Trasformare il male ricevuto in occasione di gesti amorevoli è creazione di pace, è perdono, è dono attraverso le ferite subite. Per compiere questo processo bisogna riconoscere e stabilire una pace interiore prima di edificarne una esterna. Non si può amare il nemico esterno se non si comincia a far vincere l’amore sui conflitti interiori. L’ultima parte del brano evangelico è caratterizzato dalla cosiddetta insufflazione. Il Risorto soffia (in greco enefásesen) e dice ai discepoli: «Ricevete lo Spirito Santo. A coloro a cui perdonerete i peccati, saranno perdonati; a coloro a cui non perdonerete, non saranno perdonati». Il termine “soffiare” utilizzato in questo brano è lo stesso utilizzato nel libro della Genesi, nel momento della creazione, in cui Dio plasma l’uomo con polvere del suolo e soffia (enefásesen) un alito di vita nelle sue narici dandogli vita. La scelta del verbo da parte dell’evangelista Giovanni è intenzionale, in quanto stabilisce una relazione tra lo spirito e la vita, in quanto questo soffio abilita i discepoli a rimettere i peccati, a “ridare vita” ai credenti.

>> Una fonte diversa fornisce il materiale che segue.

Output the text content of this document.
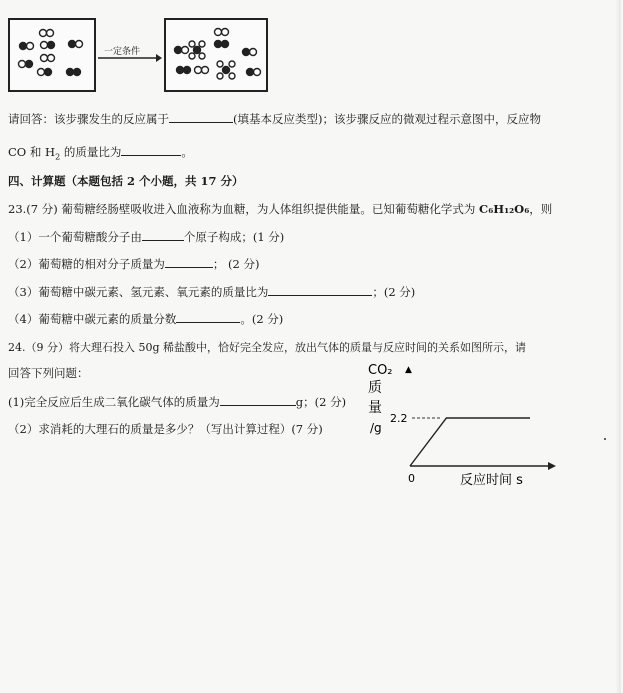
一定条件
请回答：该步骤发生的反应属于	(填基本反应类型)；该步骤反应的微观过程示意图中，反应物
CO 和 $H_2$ 的质量比为	。
四、计算题（本题包括 2 个小题，共 17 分）
23.(7 分) 葡萄糖经肠壁吸收进入血液称为血糖，为人体组织提供能量。已知葡萄糖化学式为 C₆H₁₂O₆，则
（1）一个葡萄糖酸分子由	个原子构成；(1 分)
（2）葡萄糖的相对分子质量为	； (2 分)
（3）葡萄糖中碳元素、氢元素、氧元素的质量比为	；(2 分)
（4）葡萄糖中碳元素的质量分数	。(2 分)
24.（9 分）将大理石投入 50g 稀盐酸中，恰好完全发应，放出气体的质量与反应时间的关系如图所示，请
回答下列问题：
(1)完全反应后生成二氧化碳气体的质量为	g；(2 分)
（2）求消耗的大理石的质量是多少？（写出计算过程）(7 分)
CO₂ ▲
质
量
/g
2.2
0	反应时间 s
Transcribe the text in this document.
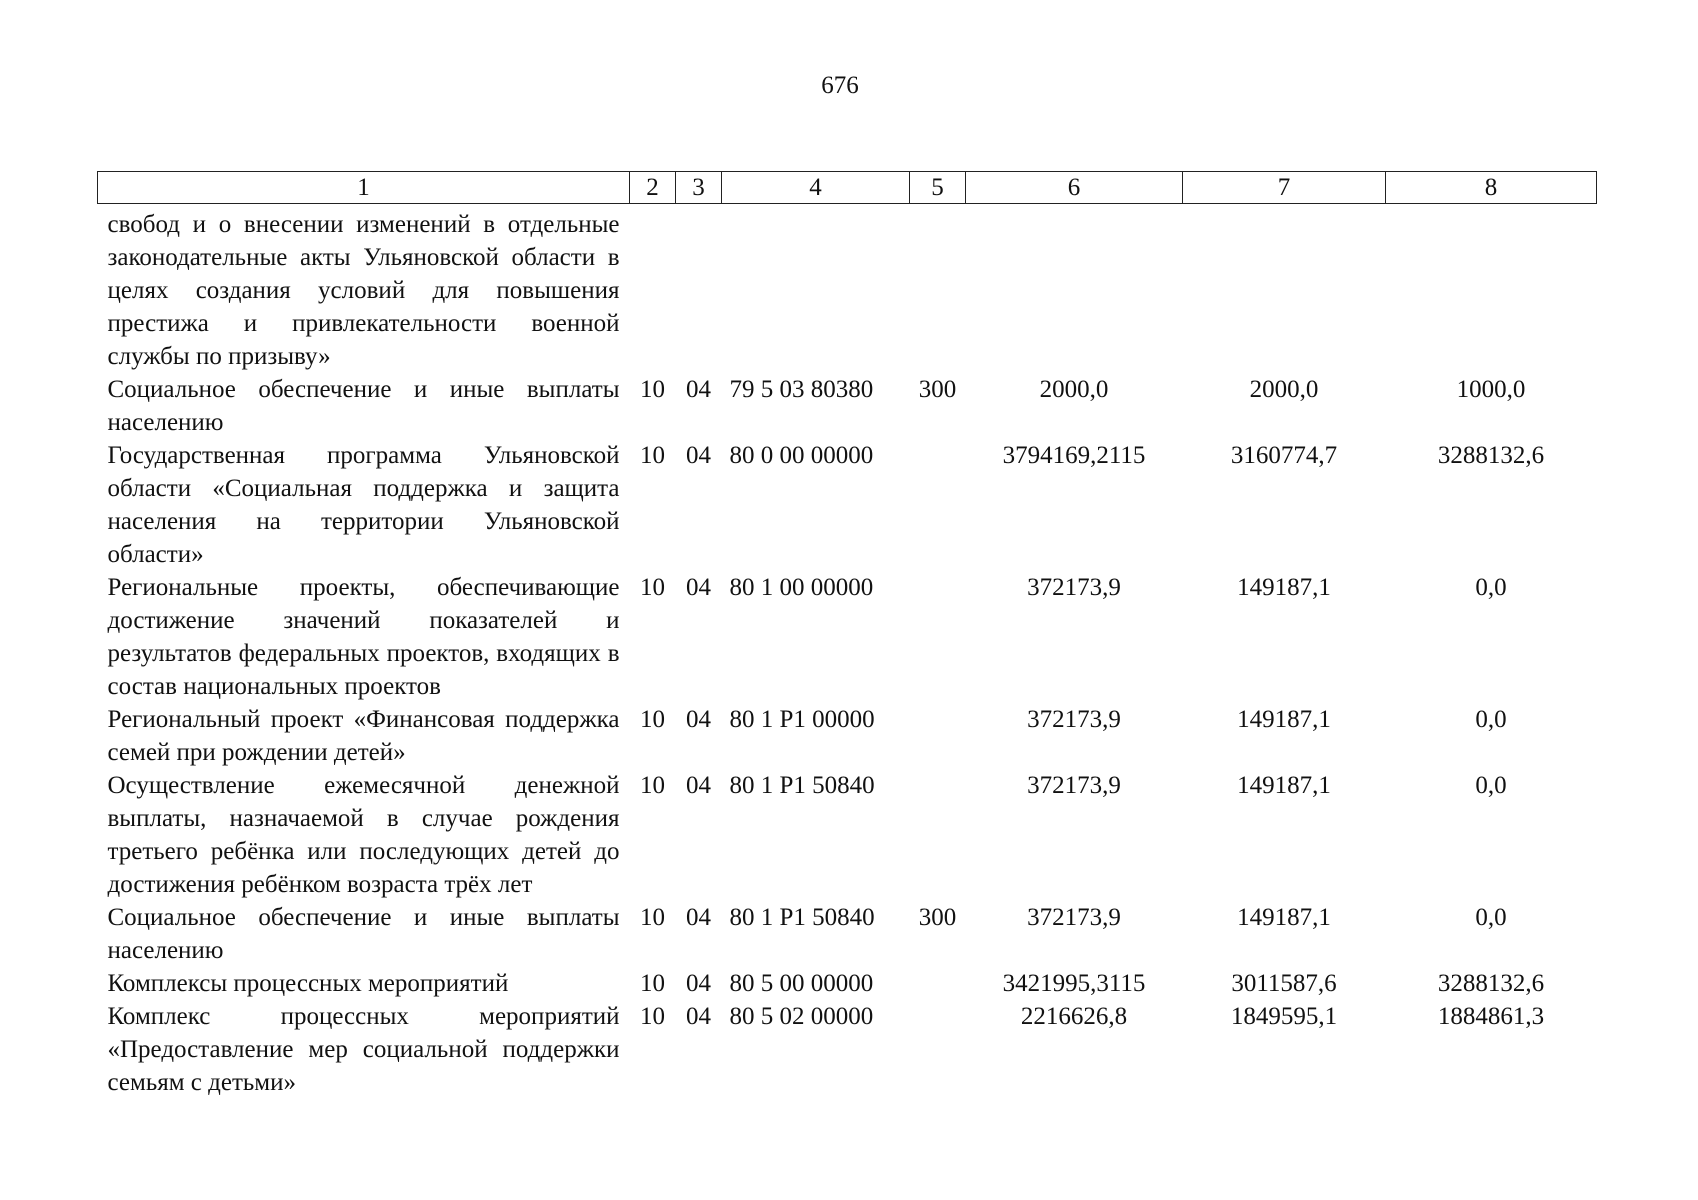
676
1	2	3	4	5	6	7	8

свобод и о внесении изменений в отдельные законодательные акты Ульяновской области в целях создания условий для повышения престижа и привлекательности военной службы по призыву»							
Социальное обеспечение и иные выплаты населению	10	04	79 5 03 80380	300	2000,0	2000,0	1000,0
Государственная программа Ульяновской области «Социальная поддержка и защита населения на территории Ульяновской области»	10	04	80 0 00 00000		3794169,2115	3160774,7	3288132,6
Региональные проекты, обеспечивающие достижение значений показателей и результатов федеральных проектов, входящих в состав национальных проектов	10	04	80 1 00 00000		372173,9	149187,1	0,0
Региональный проект «Финансовая поддержка семей при рождении детей»	10	04	80 1 P1 00000		372173,9	149187,1	0,0
Осуществление ежемесячной денежной выплаты, назначаемой в случае рождения третьего ребёнка или последующих детей до достижения ребёнком возраста трёх лет	10	04	80 1 P1 50840		372173,9	149187,1	0,0
Социальное обеспечение и иные выплаты населению	10	04	80 1 P1 50840	300	372173,9	149187,1	0,0
Комплексы процессных мероприятий	10	04	80 5 00 00000		3421995,3115	3011587,6	3288132,6
Комплекс процессных мероприятий «Предоставление мер социальной поддержки семьям с детьми»	10	04	80 5 02 00000		2216626,8	1849595,1	1884861,3
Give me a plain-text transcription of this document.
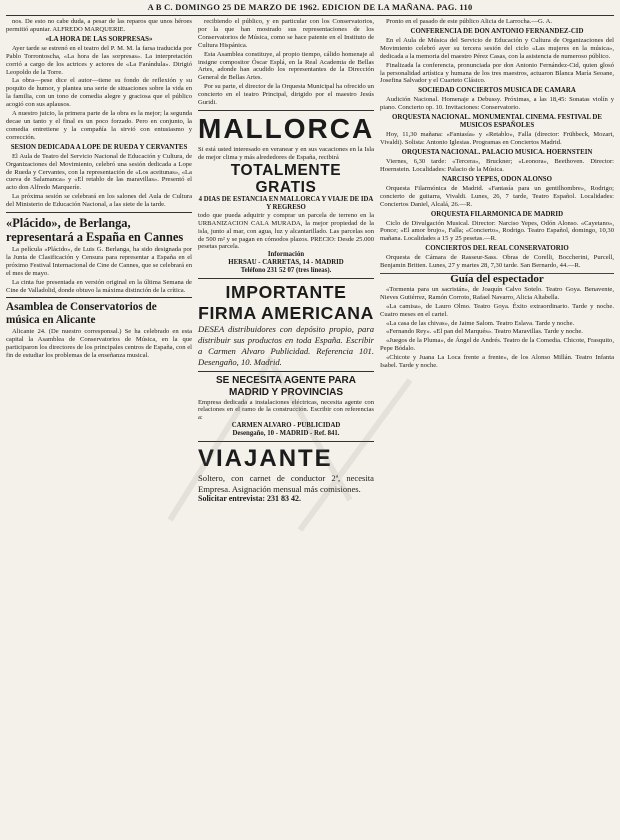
A B C. DOMINGO 25 DE MARZO DE 1962. EDICION DE LA MAÑANA. PAG. 110

nos. De esto no cabe duda, a pesar de las reparos que unos héroes permitió apuntar. ALFREDO MARQUERIE.

«LA HORA DE LAS SORPRESAS»

Ayer tarde se estrenó en el teatro del P. M. M. la farsa traducida por Pablo Torrontoscha, «La hora de las sorpresas». La interpretación corrió a cargo de los actrices y actores de «La Farándula». Dirigió Leopoldo de la Torre.

La obra—pese dice el autor—tiene su fondo de reflexión y su poquito de humor, y plantea una serie de situaciones sobre la vida en la familia, con un tono de comedia alegre y graciosa que el público acogió con sus aplausos.

A nuestro juicio, la primera parte de la obra es la mejor; la segunda decae un tanto y el final es un poco forzado. Pero en conjunto, la comedia entretiene y la compañía la sirvió con entusiasmo y corrección.

SESION DEDICADA A LOPE DE RUEDA Y CERVANTES

El Aula de Teatro del Servicio Nacional de Educación y Cultura, de Organizaciones del Movimiento, celebró una sesión dedicada a Lope de Rueda y Cervantes, con la representación de «Los aceitunas», «La cueva de Salamanca» y «El retablo de las maravillas». Presentó el acto don Alfredo Marqueríe.

La próxima sesión se celebrará en los salones del Aula de Cultura del Ministerio de Educación Nacional, a las siete de la tarde.

«Plácido», de Berlanga, representará a España en Cannes

La película «Plácido», de Luis G. Berlanga, ha sido designada por la Junta de Clasificación y Censura para representar a España en el próximo Festival Internacional de Cine de Cannes, que se celebrará en el mes de mayo.

La cinta fue presentada en versión original en la última Semana de Cine de Valladolid, donde obtuvo la máxima distinción de la crítica.

Asamblea de Conservatorios de música en Alicante

Alicante 24. (De nuestro corresponsal.) Se ha celebrado en esta capital la Asamblea de Conservatorios de Música, en la que participaron los directores de los principales centros de España, con el fin de estudiar los problemas de la enseñanza musical.

recibiendo el público, y en particular con los Conservatorios, por la que han mostrado sus representaciones de los Conservatorios de Música, como se hace patente en el Instituto de Cultura Hispánica.

Esta Asamblea constituye, al propio tiempo, cálido homenaje al insigne compositor Óscar Esplá, en la Real Academia de Bellas Artes, adonde han acudido los representantes de la Dirección General de Bellas Artes.

Por su parte, el director de la Orquesta Municipal ha ofrecido un concierto en el teatro Principal, dirigido por el maestro Jesús Guridi.

MALLORCA
Si está usted interesado en veranear y en sus vacaciones en la Isla de mejor clima y más alrededores de España, recibirá
TOTALMENTE GRATIS
4 DIAS DE ESTANCIA EN MALLORCA Y VIAJE DE IDA Y REGRESO
todo que pueda adquirir y comprar un parcela de terreno en la URBANIZACION CALA MURADA, la mejor propiedad de la isla, junto al mar, con agua, luz y alcantarillado. Las parcelas son de 500 m² y se pagan en cómodos plazos. PRECIO: Desde 25.000 pesetas parcela.
Información
HERSAU - CARRETAS, 14 - MADRID
Teléfono 231 52 07 (tres líneas).
IMPORTANTE FIRMA AMERICANA
DESEA distribuidores con depósito propio, para distribuir sus productos en toda España. Escribir a Carmen Alvaro Publicidad. Referencia 101. Desengaño, 10. Madrid.
SE NECESITA AGENTE PARA MADRID Y PROVINCIAS
Empresa dedicada a instalaciones eléctricas, necesita agente con relaciones en el ramo de la construcción. Escribir con referencias a:
CARMEN ALVARO - PUBLICIDAD
Desengaño, 10 - MADRID - Ref. 841.
VIAJANTE
Soltero, con carnet de conductor 2ª, necesita Empresa. Asignación mensual más comisiones.
Solicitar entrevista: 231 83 42.

Pronto en el pasado de este público Alicia de Larrocha.—G. A.

CONFERENCIA DE DON ANTONIO FERNANDEZ-CID

En el Aula de Música del Servicio de Educación y Cultura de Organizaciones del Movimiento celebró ayer su tercera sesión del ciclo «Las mujeres en la música», dedicada a la memoria del maestro Pérez Casas, con la asistencia de numeroso público.

Finalizada la conferencia, pronunciada por don Antonio Fernández-Cid, quien glosó la personalidad artística y humana de los tres maestros, actuaron Blanca María Seoane, Josefina Salvador y el Cuarteto Clásico.

SOCIEDAD CONCIERTOS MUSICA DE CAMARA

Audición Nacional. Homenaje a Debussy. Próximas, a las 18,45: Sonatas violín y piano. Concierto op. 10. Invitaciones: Conservatorio.

ORQUESTA NACIONAL. MONUMENTAL CINEMA. FESTIVAL DE MUSICOS ESPAÑOLES

Hoy, 11,30 mañana: «Fantasía» y «Retablo», Falla (director: Frühbeck, Mozart, Vivaldi). Solista: Antonio Iglesias. Programas en Conciertos Madrid.

ORQUESTA NACIONAL. PALACIO MUSICA. HOERNSTEIN

Viernes, 6,30 tarde: «Tercera», Bruckner; «Leonora», Beethoven. Director: Hoernstein. Localidades: Palacio de la Música.

NARCISO YEPES, ODON ALONSO

Orquesta Filarmónica de Madrid. «Fantasía para un gentilhombre», Rodrigo; concierto de guitarra, Vivaldi. Lunes, 26, 7 tarde, Teatro Español. Localidades: Conciertos Daniel, Alcalá, 26.—R.

ORQUESTA FILARMONICA DE MADRID

Ciclo de Divulgación Musical. Director: Narciso Yepes, Odón Alonso. «Cayetano», Ponce; «El amor brujo», Falla; «Concierto», Rodrigo. Teatro Español, domingo, 10,30 mañana. Localidades a 15 y 25 pesetas.—R.

CONCIERTOS DEL REAL CONSERVATORIO

Orquesta de Cámara de Rasseur-Sass. Obras de Corelli, Boccherini, Purcell, Benjamin Britten. Lunes, 27 y martes 28, 7,30 tarde. San Bernardo, 44.—R.

Guía del espectador

«Tormenta para un sacristán», de Joaquín Calvo Sotelo. Teatro Goya. Benavente, Nieves Gutiérrez, Ramón Corroto, Rafael Navarro, Alicia Altabella.

«La camisa», de Lauro Olmo. Teatro Goya. Éxito extraordinario. Tarde y noche. Cuatro meses en el cartel.

«La casa de las chivas», de Jaime Salom. Teatro Eslava. Tarde y noche.

«Fernando Rey». «El pan del Marqués». Teatro Maravillas. Tarde y noche.

«Juegos de la Pluma», de Ángel de Andrés. Teatro de la Comedia. Chicote, Frasquito, Pepe Bódalo.

«Chicote y Juana La Loca frente a frente», de los Alonso Millán. Teatro Infanta Isabel. Tarde y noche.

Il Cristo Risorto che dal suo corpo piagato soffia il suo spirito vitale, capace di perdono, dona ai suoi discepoli il coraggio per superare il timore e la chiusura. I discepoli sono e rappresentano le comunità cristiane di tutti i tempi, perciò il respiro di questo vangelo è più ampio. La chiusura non è solo il luogo fisico nel quale essi sono rinchiusi ma l’immobilismo e la chiusura della comunità cristiana nei confronti di tutto ciò che è esterno ad essa. Il soffio del Cristo abilita a narrare, attraverso i propri corpi feriti e la propria vita, il messaggio evangelico che nella donazione del perdono ha il suo apice. La Chiesa quindi è chiamata dallo Spirito a raccontare al mondo le meravigliose opere di Dio che, nel Figlio, dona al mondo il perdono, la remissione dei peccati. Credere in questo Spirito di perdono infine significa credere, attraverso il Cristo e lo Spirito, nella Chiesa, composta da uomini fallibili come tutti gli esseri umani. «È dello Spirito Santo che ha bisogno la Chiesa. Dite dunque e sempre tutti a lui:“Vieni!”».(PAOLO VI, Discorso del 29 novembre 1972).